America’s political polarization will not end with the November election. In its resilience it will paralyze the nation’s response to a host of crises and dysfunctions in the next few years, and could deepen our divisions to dangerous levels. The question is how to defuse it.
Many decry today’s hyper-partisan political climate, but being “non-partisan” is to be inert. To support a third party today would merely be to pick a wishy-washy mid-point between the two poles. Or sometimes an extreme version of one of them, which still sits on the same linear spectrum. The poles define the discourse, and the only response is to redefine it
The two poles are not passive. They declaim their virtues and the other’s evil. They co-opt any issue that matters to anyone, so anyone who cares about anything is either with “us” or “them,” on anything from abortion rights to fracking to mail-in voting to Federal Reserve policy.
Not to choose between the two, to imply any allegiance other than “for side X,” is to be rendered irrelevant. The two sides each oppose the other over your head, proclaiming the virtues of their own slogans, and the sins of the other, in pointed, zero-sum sentiment. The non-partisan in today’s America can only oppose in both directions, and has no claims to any virtue beyond a “yes-but” to some stance on some issue that one of the factions already claims.
Psychologist Marc Sageman has said that the path to political violence starts with some identity group’s self-assertion, which implies its difference from another – or all others. The response of others to it, in their own declarations of identity, easily becomes opposition. The face-off of factions then takes on its own logic, deepening in intransigence and marginalizing less vehement outlooks. Sageman sees this leading ultimately to violence.
American politics may not yet be at the violent stage – though there have been episodes including January 6 and “no-police” zones in Minneapolis and Seattle. The episodes show the potential. And the face-off between intransigent identities is a long established norm. “Being non-partisan” in itself cannot dilute this antagonism. The non-participant needs to be for something that opposes both sides, and somehow lumps them together as birds of a feather.
Americans have that something. The nation conceived itself as a people who hold two self evident truths – that all humans are equally endowed with rights to live as they wish, and that government exists to secure those rights. The current political factions do both claim this creed of the Declaration of Independence, but only as a way to back an argument, the “we” are true patriots and “they” are not. The fact that both sides will make the claim only shows that the creed does override them both – but it needs voices that put it ahead of, above, and as bedrock beneath, the partisans.
The voices will not come from any operator in any current political entity, or from the politically committed. Once someone takes an allegiance to any of these mindsets, their purpose is to oppose the other, in a belief that morality, security, perhaps life itself, depend on “winning.” And the duopolistic organizational complexes – see “The Politics Industry” by Porter and Gehl – are expertly proficient at squeezing any new perspectives back into their bipolar world.

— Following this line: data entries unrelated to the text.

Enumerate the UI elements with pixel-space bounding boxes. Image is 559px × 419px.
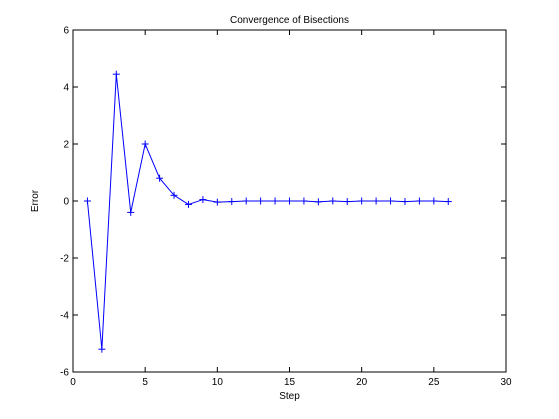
y-tick-label: 2 — [63, 140, 69, 151]
y-tick-label: -2 — [60, 254, 69, 265]
y-tick-label: 4 — [63, 83, 69, 94]
y-axis-title: Error — [30, 189, 41, 212]
chart-title: Convergence of Bisections — [230, 15, 349, 26]
x-axis-title: Step — [279, 391, 300, 402]
x-tick-label: 5 — [142, 377, 148, 388]
y-tick-label: -4 — [60, 311, 69, 322]
x-tick-label: 0 — [70, 377, 76, 388]
x-tick-label: 20 — [356, 377, 368, 388]
x-tick-label: 10 — [212, 377, 224, 388]
x-tick-label: 30 — [500, 377, 512, 388]
y-tick-label: -6 — [60, 368, 69, 379]
y-tick-label: 0 — [63, 197, 69, 208]
x-tick-label: 15 — [284, 377, 296, 388]
x-tick-label: 25 — [428, 377, 440, 388]
y-tick-label: 6 — [63, 26, 69, 37]
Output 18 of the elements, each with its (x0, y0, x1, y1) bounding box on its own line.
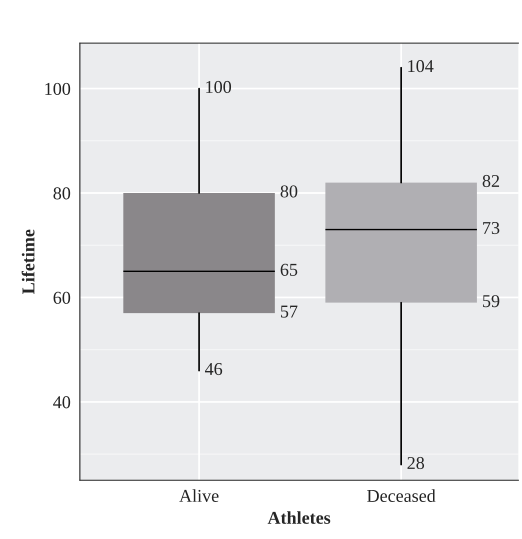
x-tick-label: Deceased (367, 489, 436, 502)
annotation: 28 (407, 456, 424, 470)
annotation: 57 (280, 306, 298, 318)
annotation: 100 (206, 80, 232, 94)
annotation: 46 (204, 362, 222, 376)
y-tick-label: 100 (45, 82, 70, 95)
y-tick-label: 40 (53, 396, 70, 408)
y-axis-title: Lifetime (22, 230, 35, 294)
annotation: 73 (483, 222, 500, 234)
x-axis-title: Athletes (268, 511, 330, 524)
annotation: 65 (280, 264, 298, 276)
annotation: 104 (408, 60, 434, 72)
y-tick-label: 80 (53, 187, 70, 200)
y-tick-label: 60 (54, 292, 70, 304)
x-tick-label: Alive (179, 489, 219, 502)
annotation: 59 (483, 295, 500, 308)
annotation: 80 (280, 185, 298, 198)
annotation: 82 (482, 174, 500, 188)
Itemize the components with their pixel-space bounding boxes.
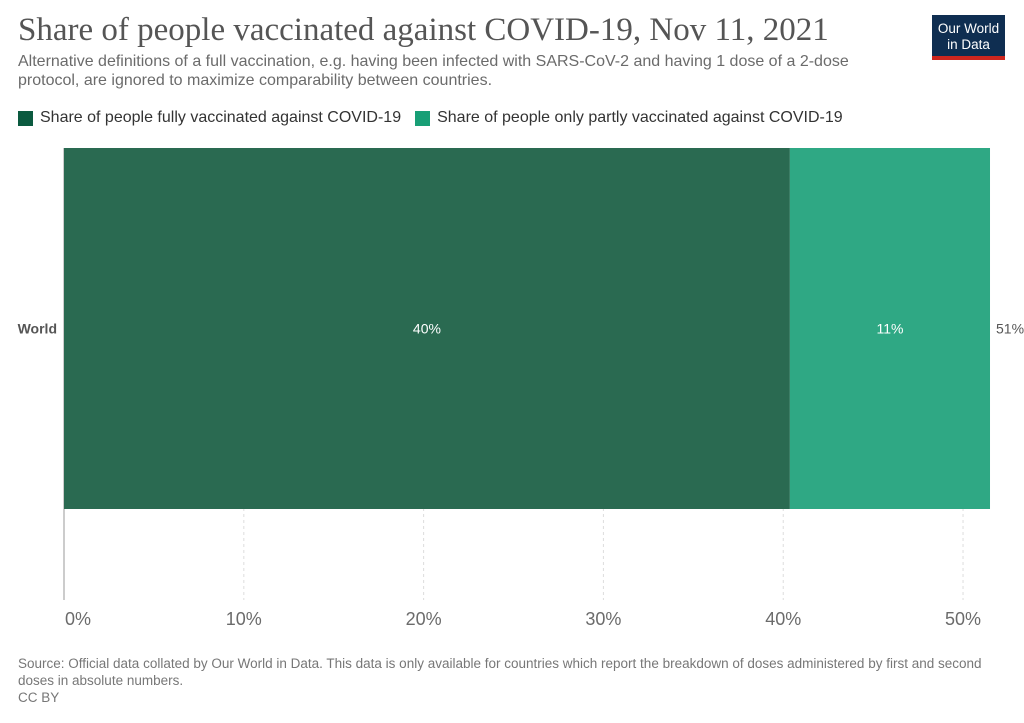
owid-logo[interactable]: Our World in Data <box>932 15 1005 60</box>
x-tick-label: 10% <box>226 609 262 629</box>
chart-title: Share of people vaccinated against COVID… <box>18 12 829 48</box>
data-label: 40% <box>413 321 441 337</box>
x-tick-label: 0% <box>65 609 91 629</box>
category-label: World <box>18 321 57 337</box>
x-tick-label: 40% <box>765 609 801 629</box>
total-label: 51% <box>996 321 1024 337</box>
source-text: Source: Official data collated by Our Wo… <box>18 656 982 688</box>
x-tick-label: 20% <box>406 609 442 629</box>
logo-line-1: Our World <box>937 21 1000 36</box>
legend-label-partly: Share of people only partly vaccinated a… <box>437 109 843 126</box>
source-note: Source: Official data collated by Our Wo… <box>18 655 998 706</box>
labels: 40% 11% 51% World 0% 10% 20% 30% 40% 50% <box>18 321 1024 630</box>
legend-item-fully[interactable]: Share of people fully vaccinated against… <box>18 109 401 127</box>
x-tick-label: 50% <box>945 609 981 629</box>
legend-swatch-fully <box>18 110 33 126</box>
bar-segment-fully <box>64 148 790 509</box>
x-tick-label: 30% <box>585 609 621 629</box>
legend-item-partly[interactable]: Share of people only partly vaccinated a… <box>415 109 843 127</box>
bar-segment-partly <box>789 148 991 509</box>
bars <box>64 148 991 509</box>
logo-line-2: in Data <box>947 37 990 52</box>
data-label: 11% <box>876 321 903 337</box>
license-text: CC BY <box>18 690 60 705</box>
legend-label-fully: Share of people fully vaccinated against… <box>40 109 402 126</box>
chart-subtitle: Alternative definitions of a full vaccin… <box>18 53 849 89</box>
legend-swatch-partly <box>415 110 431 126</box>
legend: Share of people fully vaccinated against… <box>18 109 857 127</box>
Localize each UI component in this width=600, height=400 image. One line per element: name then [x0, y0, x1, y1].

This duopolistic proficiency also means that no movement or leader will instill a new mindset into our politics. People who seek to lead are ambitious, and the paths that ambitious people follow usually make them a lot like the existing factions’ operators. As publisher S. S. McClure put it in another time of political upheaval, if you are looking for the new voice, “there is no one left; none but all of us.”
What could any of us do? It doesn’t start with organizing, or complaining, or analyzing, though those may come to have a role. It starts inside each of us, “me.” On any public matter, political or otherwise, can I see why someone with a divergent or opposing view comes to their stance, in their own terms? If I believe that all persons have their rights, I need to respect the way they make their choices. Demanding that they respect mine only takes us back to polarization.
The fact is that almost all political or public opinions of almost all Americans are over means for people to live well in this nation of rights, not essential stances for the nation. Comity will not come with a poof because I learn to respect the needs of someone on “the other side.” But it can grow if more people consider which of “my” positions I can forego and what I can accept of the “other side’s” wishes. If we go through this process for the sake of national comity, we put creed in its proper place, above as well as underpinning our politics. As “all of us” see more of us doing this as personal norm, those personal norms can take on the air of a public ethos.